Boeing to Locate New Interiors Center in South Carolina

AINonline
May 3, 2010, 12:48 PM

Boeing has chosen South Carolina as the location for fabrication and assembly of interior parts for the 787 Dreamliner. The company continues to review potential sites for the new facility and expects to reach a final decision by midsummer.

Boeing plans to locate the new facility, called Boeing Fabrication Interiors South Carolina, near the new North Charleston final assembly and delivery site now under construction. As many as 150 employees will work at the new interiors facility, which will serve as an extension of the existing Interiors Responsibility Center in Everett, Wash., “leveraging” the opportunities of a single, integrated production system. This decision represents part of Boeing’s plan announced last year to provide an independent parts sourcing stream for 787 final assembly and delivery in South Carolina. The close proximity of this new facility to Boeing’s Charleston site will help improve the efficiency of the final assembly and delivery process in the state, according to Boeing. 

“By expanding Boeing's footprint in South Carolina, we enhance our existing foundation with Boeing Charleston and further contribute to the growth of aerospace in the region," said Ray Conner, vice president and general manager of supply chain management and operations for Boeing Commercial Airplanes. “Ultimately, the decision we made in 2009 builds on our overall strategy to successfully meet our 787 customer commitments and to optimize our production capability.”

The Boeing Fabrication Interiors South Carolina team will make 787 stow bins, closets, partitions, class dividers, floor-mounted stow bins used by flight attendants, overhead flight-crew rests, overhead flight attendant crew rests, video-control stations and attendant modules.
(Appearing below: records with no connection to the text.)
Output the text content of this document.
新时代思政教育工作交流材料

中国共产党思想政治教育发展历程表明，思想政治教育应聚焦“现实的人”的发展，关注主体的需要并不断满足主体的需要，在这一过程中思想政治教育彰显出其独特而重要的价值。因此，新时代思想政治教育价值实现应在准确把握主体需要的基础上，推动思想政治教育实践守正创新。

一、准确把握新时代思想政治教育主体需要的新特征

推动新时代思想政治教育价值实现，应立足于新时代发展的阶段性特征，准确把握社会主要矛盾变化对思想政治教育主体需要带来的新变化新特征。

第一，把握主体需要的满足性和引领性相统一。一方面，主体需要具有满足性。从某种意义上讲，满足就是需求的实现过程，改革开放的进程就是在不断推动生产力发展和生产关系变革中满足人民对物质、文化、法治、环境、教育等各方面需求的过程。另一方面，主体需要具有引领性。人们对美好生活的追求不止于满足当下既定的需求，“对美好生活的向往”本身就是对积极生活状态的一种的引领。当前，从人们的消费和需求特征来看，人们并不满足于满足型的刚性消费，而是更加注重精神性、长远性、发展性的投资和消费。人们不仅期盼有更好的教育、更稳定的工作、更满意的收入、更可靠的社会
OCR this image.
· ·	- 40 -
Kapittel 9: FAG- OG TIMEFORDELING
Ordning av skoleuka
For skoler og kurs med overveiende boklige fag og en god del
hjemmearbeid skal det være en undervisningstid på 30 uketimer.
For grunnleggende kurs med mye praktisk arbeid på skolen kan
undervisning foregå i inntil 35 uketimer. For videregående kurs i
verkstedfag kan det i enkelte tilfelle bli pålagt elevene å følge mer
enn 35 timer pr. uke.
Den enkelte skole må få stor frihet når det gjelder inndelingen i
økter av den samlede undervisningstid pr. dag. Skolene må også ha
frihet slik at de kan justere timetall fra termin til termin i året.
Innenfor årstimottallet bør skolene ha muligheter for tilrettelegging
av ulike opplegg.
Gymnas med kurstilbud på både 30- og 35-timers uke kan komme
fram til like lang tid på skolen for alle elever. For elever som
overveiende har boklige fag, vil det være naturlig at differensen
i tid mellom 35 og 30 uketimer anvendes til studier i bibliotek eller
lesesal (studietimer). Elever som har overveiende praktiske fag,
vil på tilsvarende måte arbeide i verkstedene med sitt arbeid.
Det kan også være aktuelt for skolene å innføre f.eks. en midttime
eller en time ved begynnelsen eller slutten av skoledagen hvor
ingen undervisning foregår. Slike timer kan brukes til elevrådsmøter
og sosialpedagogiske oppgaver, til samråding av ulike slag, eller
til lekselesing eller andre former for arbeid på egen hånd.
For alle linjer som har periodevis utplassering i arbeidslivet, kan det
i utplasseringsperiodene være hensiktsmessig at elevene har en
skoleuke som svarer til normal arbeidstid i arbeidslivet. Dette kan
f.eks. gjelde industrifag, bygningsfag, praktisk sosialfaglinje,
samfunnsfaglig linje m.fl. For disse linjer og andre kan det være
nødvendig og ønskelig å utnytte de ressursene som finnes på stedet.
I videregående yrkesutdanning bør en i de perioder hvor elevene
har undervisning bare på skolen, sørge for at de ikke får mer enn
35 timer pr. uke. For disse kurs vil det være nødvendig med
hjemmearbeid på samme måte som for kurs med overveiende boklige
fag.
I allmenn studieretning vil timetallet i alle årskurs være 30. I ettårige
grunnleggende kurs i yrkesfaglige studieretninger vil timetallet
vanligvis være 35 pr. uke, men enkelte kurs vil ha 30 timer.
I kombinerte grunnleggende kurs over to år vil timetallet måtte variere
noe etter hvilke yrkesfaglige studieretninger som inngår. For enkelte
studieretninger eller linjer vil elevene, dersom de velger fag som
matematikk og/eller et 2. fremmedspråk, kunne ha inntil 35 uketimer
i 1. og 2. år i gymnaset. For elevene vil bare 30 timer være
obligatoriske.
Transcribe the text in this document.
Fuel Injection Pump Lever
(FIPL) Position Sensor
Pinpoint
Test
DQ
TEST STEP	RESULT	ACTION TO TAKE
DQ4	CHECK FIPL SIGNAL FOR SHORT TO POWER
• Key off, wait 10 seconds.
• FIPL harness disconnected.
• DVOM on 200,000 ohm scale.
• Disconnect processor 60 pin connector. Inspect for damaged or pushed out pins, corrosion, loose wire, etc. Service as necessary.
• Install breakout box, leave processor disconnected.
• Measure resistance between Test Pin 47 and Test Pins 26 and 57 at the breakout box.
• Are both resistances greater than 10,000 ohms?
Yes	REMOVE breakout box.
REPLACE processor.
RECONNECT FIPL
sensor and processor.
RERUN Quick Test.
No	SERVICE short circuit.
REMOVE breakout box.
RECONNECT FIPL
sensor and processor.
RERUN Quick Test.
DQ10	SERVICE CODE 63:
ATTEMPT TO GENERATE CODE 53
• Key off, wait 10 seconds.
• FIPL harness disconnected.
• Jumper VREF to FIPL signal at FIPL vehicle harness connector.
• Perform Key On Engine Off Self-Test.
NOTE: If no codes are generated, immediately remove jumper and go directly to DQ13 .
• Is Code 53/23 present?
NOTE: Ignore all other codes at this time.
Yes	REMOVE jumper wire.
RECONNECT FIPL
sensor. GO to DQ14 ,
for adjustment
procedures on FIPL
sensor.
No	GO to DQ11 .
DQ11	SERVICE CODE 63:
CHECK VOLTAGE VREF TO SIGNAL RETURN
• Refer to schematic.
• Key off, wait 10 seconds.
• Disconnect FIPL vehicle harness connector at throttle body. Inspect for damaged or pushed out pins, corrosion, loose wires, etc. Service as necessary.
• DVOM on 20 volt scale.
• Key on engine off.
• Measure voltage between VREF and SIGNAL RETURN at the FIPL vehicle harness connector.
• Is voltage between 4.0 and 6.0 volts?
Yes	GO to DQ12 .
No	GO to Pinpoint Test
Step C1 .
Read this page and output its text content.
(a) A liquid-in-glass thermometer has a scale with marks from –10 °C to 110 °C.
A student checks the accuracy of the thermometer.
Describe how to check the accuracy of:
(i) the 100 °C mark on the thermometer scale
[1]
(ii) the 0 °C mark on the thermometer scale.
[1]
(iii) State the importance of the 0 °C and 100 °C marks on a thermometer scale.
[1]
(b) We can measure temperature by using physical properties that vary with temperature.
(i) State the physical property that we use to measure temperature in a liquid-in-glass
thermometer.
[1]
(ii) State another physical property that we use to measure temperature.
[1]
Located within the Boeing Everett complex, Boeing’s existing Interiors Responsibility Center designs, manufactures, assembles and integrates a wide range of interior systems for production, aftermarket and spares for Boeing commercial jets. About 1,380 people work at the IRC, making products that include crew rest area furnishings, doors and doorway linings, overhead stowage bins and floor-mounted stow boxes, life raft boxes, closets and partitions, secure flight deck doors, video control centers, purser work stations, dry galleys, ceilings, sidewalls, decorative laminates and proximity lighting.